This is a good discussion. My Mother lived to age 95 yr
Before I gained wisdom about milk, and when she was a little younger in age, I would suggest that she drink more milk so if she fell she would not have a hip fracture as so many older people suffer from.
She told me over and over that she really never liked milk even as a young girl and was not going to start drinking it now.
Well, my Mother fell many times as she approached 95yr and got some nasty back and blue marks but never any fractures.
I finally came to realize how wise my Mother was.
The dairy industry and their big national promoters have been lying to us for many years about how to grow strong bones by drinking more milk.
I stopped all milk when I first heard a lecture by Dr. Esselstyn.
Many people listen but do not hear.
Posted by Bill, March 11, 2014 at 05:00 AM
Posted by Bill, March 8, 2014 at 01:24 PM
Posted by Bill, March 8, 2014 at 09:08 AM
Posted by Bill, March 6, 2014 at 05:00 AM
This is a message to the writer of the (brief) article. The statement "milk causes osteoporosis" isn't supported by the article, as much as I can tell, and the statement about the highest risk of hip fractures at the highest calcium levels is a very weak statement, and would not be a very strong conclusion based on this paper. Now, just so you know, I am an MD who is vegan and eats very little oil, so I am by no means antagonistic to a healthy vegan diet. I have also recommended such a diet to a number of people. However, just like people in the dairy or pharmaceutical industries make broad statements that aren't fully supported by the evidence, it is apparent that people who support healthy diets can also do the same, as evidenced by the comments I mentioned. I write this because I think if we all are going to go towards a common understanding of the science, it would be prudent to actually stay within the bounds of what we can say with any strength. I hope this is clear.

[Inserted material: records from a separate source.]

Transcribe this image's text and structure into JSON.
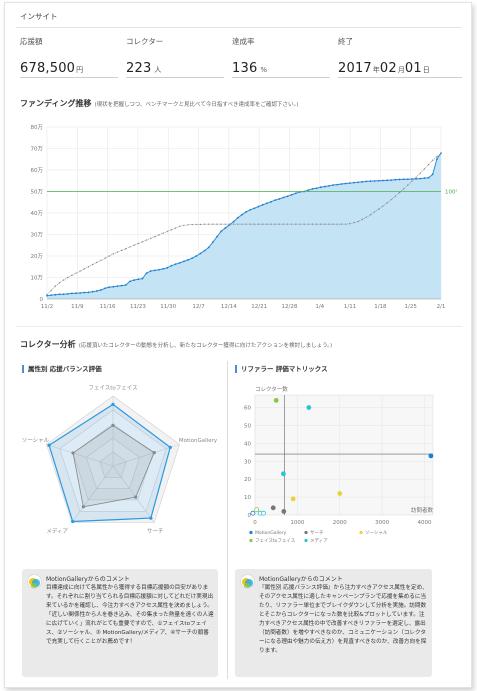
{
  "page": {
    "section_title": "インサイト"
  },
  "kpis": [
    {
      "label": "応援額",
      "value": "678,500",
      "unit": "円"
    },
    {
      "label": "コレクター",
      "value": "223",
      "unit": "人"
    },
    {
      "label": "達成率",
      "value": "136",
      "unit": "%"
    },
    {
      "label": "終了",
      "year": "2017",
      "month": "02",
      "day": "01",
      "year_unit": "年",
      "month_unit": "月",
      "day_unit": "日"
    }
  ],
  "funding": {
    "title": "ファンディング推移",
    "note": "(現状を把握しつつ、ベンチマークと見比べて今日指すべき達成率をご確認下さい。)",
    "goal_label": "100%",
    "chart_data": {
      "type": "area",
      "y_ticks": [
        "80万",
        "70万",
        "60万",
        "50万",
        "40万",
        "30万",
        "20万",
        "10万",
        "0"
      ],
      "x_ticks": [
        "11/2",
        "11/9",
        "11/16",
        "11/23",
        "11/30",
        "12/7",
        "12/14",
        "12/21",
        "12/28",
        "1/4",
        "1/11",
        "1/18",
        "1/25",
        "2/1"
      ],
      "ylim": [
        0,
        800000
      ],
      "goal": 500000,
      "series": [
        {
          "values": [
            15000,
            18000,
            20000,
            22000,
            22000,
            24000,
            26000,
            27000,
            28000,
            30000,
            31000,
            34000,
            37000,
            42000,
            50000,
            55000,
            57000,
            60000,
            62000,
            65000,
            82000,
            88000,
            92000,
            95000,
            120000,
            130000,
            133000,
            136000,
            140000,
            145000,
            155000,
            162000,
            168000,
            175000,
            182000,
            190000,
            200000,
            212000,
            225000,
            240000,
            265000,
            290000,
            315000,
            330000,
            345000,
            360000,
            378000,
            392000,
            405000,
            415000,
            422000,
            430000,
            438000,
            445000,
            452000,
            460000,
            465000,
            472000,
            478000,
            485000,
            492000,
            498000,
            500000,
            506000,
            512000,
            515000,
            520000,
            523000,
            526000,
            530000,
            532000,
            535000,
            537000,
            539000,
            541000,
            543000,
            545000,
            547000,
            548000,
            549000,
            550000,
            551000,
            552000,
            553000,
            555000,
            556000,
            557000,
            557000,
            558000,
            559000,
            560000,
            562000,
            564000,
            580000,
            650000,
            678500
          ]
        },
        {
          "values": [
            20000,
            40000,
            60000,
            75000,
            88000,
            100000,
            110000,
            120000,
            130000,
            140000,
            150000,
            160000,
            170000,
            180000,
            190000,
            200000,
            210000,
            218000,
            226000,
            234000,
            242000,
            250000,
            258000,
            266000,
            274000,
            282000,
            290000,
            298000,
            306000,
            314000,
            322000,
            330000,
            338000,
            342000,
            345000,
            346000,
            347000,
            347000,
            348000,
            348000,
            348000,
            348000,
            348000,
            348000,
            348000,
            348000,
            348000,
            348000,
            348000,
            348000,
            348000,
            348000,
            348000,
            348000,
            348000,
            348000,
            348000,
            348000,
            348000,
            348000,
            348000,
            348000,
            348000,
            348000,
            348000,
            348000,
            348000,
            348000,
            348000,
            348000,
            348000,
            348000,
            348000,
            350000,
            355000,
            360000,
            370000,
            380000,
            392000,
            405000,
            418000,
            432000,
            447000,
            462000,
            478000,
            495000,
            512000,
            530000,
            548000,
            566000,
            585000,
            605000,
            625000,
            645000,
            662000,
            678500
          ]
        }
      ]
    }
  },
  "collector": {
    "title": "コレクター分析",
    "note": "(応援頂いたコレクターの動態を分析し、新たなコレクター獲得に向けたアクションを検討しましょう。)",
    "radar": {
      "title": "属性別 応援バランス評価",
      "chart_data": {
        "type": "radar",
        "axes": [
          "フェイスtoフェイス",
          "MotionGallery",
          "サーチ",
          "メディア",
          "ソーシャル"
        ],
        "series": [
          {
            "values": [
              0.88,
              0.86,
              0.92,
              0.98,
              0.96
            ]
          },
          {
            "values": [
              0.58,
              0.62,
              0.55,
              0.72,
              0.6
            ]
          }
        ]
      }
    },
    "matrix": {
      "title": "リファラー 評価マトリックス",
      "chart_data": {
        "type": "scatter",
        "ylabel": "コレクター数",
        "xlabel": "訪問者数",
        "y_ticks": [
          60,
          50,
          40,
          30,
          20,
          10,
          0
        ],
        "x_ticks": [
          0,
          1000,
          2000,
          3000,
          4000
        ],
        "xlim": [
          0,
          4200
        ],
        "ylim": [
          0,
          67
        ],
        "avg_x": 700,
        "avg_y": 34,
        "points": [
          {
            "series": "MotionGallery",
            "x": 4150,
            "y": 33
          },
          {
            "series": "フェイスtoフェイス",
            "x": 500,
            "y": 64
          },
          {
            "series": "メディア",
            "x": 1270,
            "y": 60
          },
          {
            "series": "メディア",
            "x": 670,
            "y": 23
          },
          {
            "series": "ソーシャル",
            "x": 2000,
            "y": 12
          },
          {
            "series": "ソーシャル",
            "x": 900,
            "y": 9
          },
          {
            "series": "サーチ",
            "x": 430,
            "y": 4
          },
          {
            "series": "サーチ",
            "x": 680,
            "y": 2
          },
          {
            "series": "フェイスtoフェイス",
            "x": 40,
            "y": 3
          },
          {
            "series": "メディア",
            "x": 120,
            "y": 1
          },
          {
            "series": "メディア",
            "x": 200,
            "y": 1
          },
          {
            "series": "MotionGallery",
            "x": -50,
            "y": 1
          }
        ],
        "legend": [
          "MotionGallery",
          "サーチ",
          "ソーシャル",
          "フェイスtoフェイス",
          "メディア"
        ],
        "colors": {
          "MotionGallery": "#1a7fd4",
          "サーチ": "#777777",
          "ソーシャル": "#e8d43a",
          "フェイスtoフェイス": "#8cc63f",
          "メディア": "#2bc4d8"
        }
      }
    }
  },
  "comments": [
    {
      "title": "MotionGalleryからのコメント",
      "body": "目標達成に向けて各属性から獲得する目標応援額の目安があります。それぞれに割り当てられる目標応援額に対してどれだけ実現出来ているかを確認し、今注力すべきアクセス属性を決めましょう。「近しい関係性から人を巻き込み、その集まった熱量を遠くの人達に広げていく」流れがとても重要ですので、①フェイスtoフェイス、②ソーシャル、③ MotionGallery/メディア、④サーチの順番で充実して行くことがお薦めです！"
    },
    {
      "title": "MotionGalleryからのコメント",
      "body": "『属性別 応援バランス評価』から注力すべきアクセス属性を定め、そのアクセス属性に適したキャンペーンプランで応援を集めるに当たり、リファラー単位までブレイクダウンして分析を実施。訪問数とそこからコレクターになった数を比較&プロットしています。注力すべきアクセス属性の中で改善すべきリファラーを選定し、露出（訪問者数）を増やすべきなのか、コミュニケーション（コレクターになる理由や魅力の伝え方）を見直すべきなのか、改善方向を探ります。"
    }
  ]
}
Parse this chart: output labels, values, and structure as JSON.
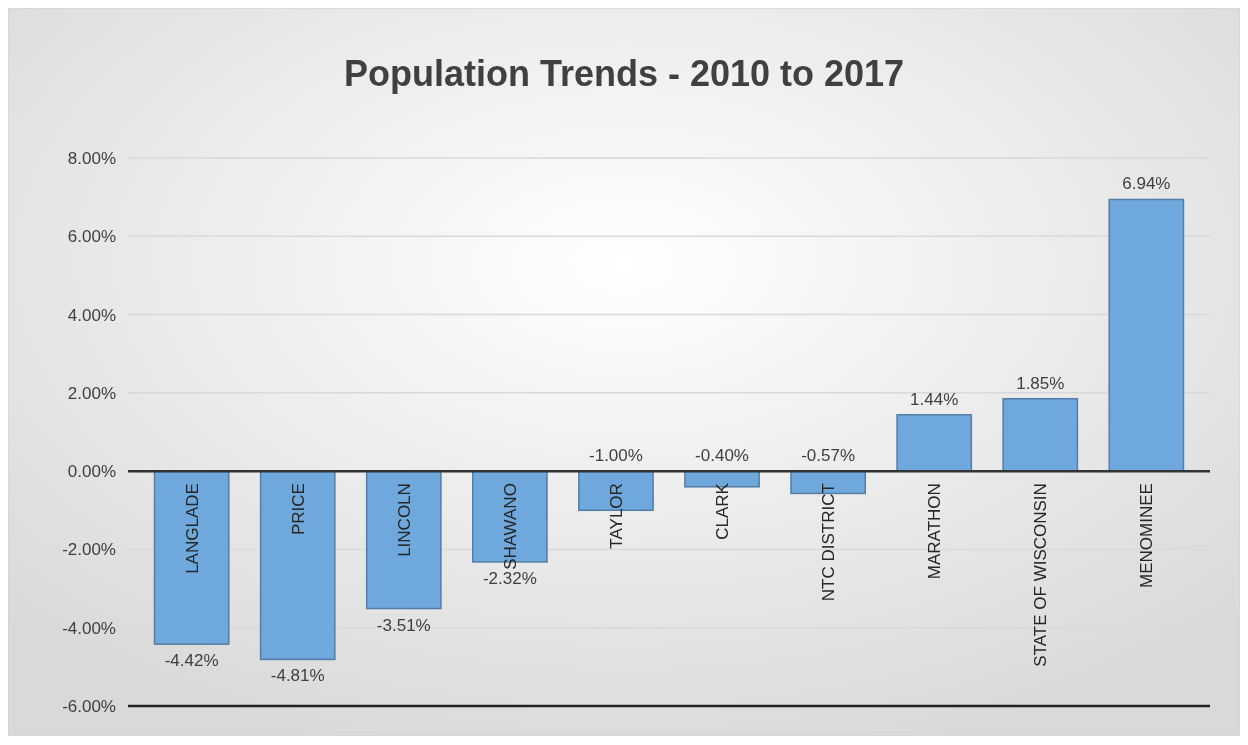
{
  "chart_data": {
    "type": "bar",
    "title": "Population Trends - 2010 to 2017",
    "categories": [
      "LANGLADE",
      "PRICE",
      "LINCOLN",
      "SHAWANO",
      "TAYLOR",
      "CLARK",
      "NTC DISTRICT",
      "MARATHON",
      "STATE OF WISCONSIN",
      "MENOMINEE"
    ],
    "values": [
      -4.42,
      -4.81,
      -3.51,
      -2.32,
      -1.0,
      -0.4,
      -0.57,
      1.44,
      1.85,
      6.94
    ],
    "value_labels": [
      "-4.42%",
      "-4.81%",
      "-3.51%",
      "-2.32%",
      "-1.00%",
      "-0.40%",
      "-0.57%",
      "1.44%",
      "1.85%",
      "6.94%"
    ],
    "color": "#6fa8dc",
    "ylim": [
      -6,
      8
    ],
    "yticks": [
      {
        "value": -6,
        "label": "-6.00%"
      },
      {
        "value": -4,
        "label": "-4.00%"
      },
      {
        "value": -2,
        "label": "-2.00%"
      },
      {
        "value": 0,
        "label": "0.00%"
      },
      {
        "value": 2,
        "label": "2.00%"
      },
      {
        "value": 4,
        "label": "4.00%"
      },
      {
        "value": 6,
        "label": "6.00%"
      },
      {
        "value": 8,
        "label": "8.00%"
      }
    ],
    "grid": "y"
  }
}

Point well taken. Have changed it to read "milk consumption doesn't protect against osteoporosis."
The operative part of this study: "The highest quintile of calcium intake did not further reduce the risk of fractures of any type, or of osteoporosis, but was associated with a higher rate of hip fracture, hazard ratio 1.19 (1.06 to 1.32)."
Thanks- that makes me smile :) Being in the medical field, I sometimes find that valid points are dismissed because people overstate their case. In other words, if we (and I do include myself in this) want to promote good dietary habits, and that means giving up animal products, we sometimes have to be even that much more careful in what we say because it can be criticized by those who don't want to hear the message.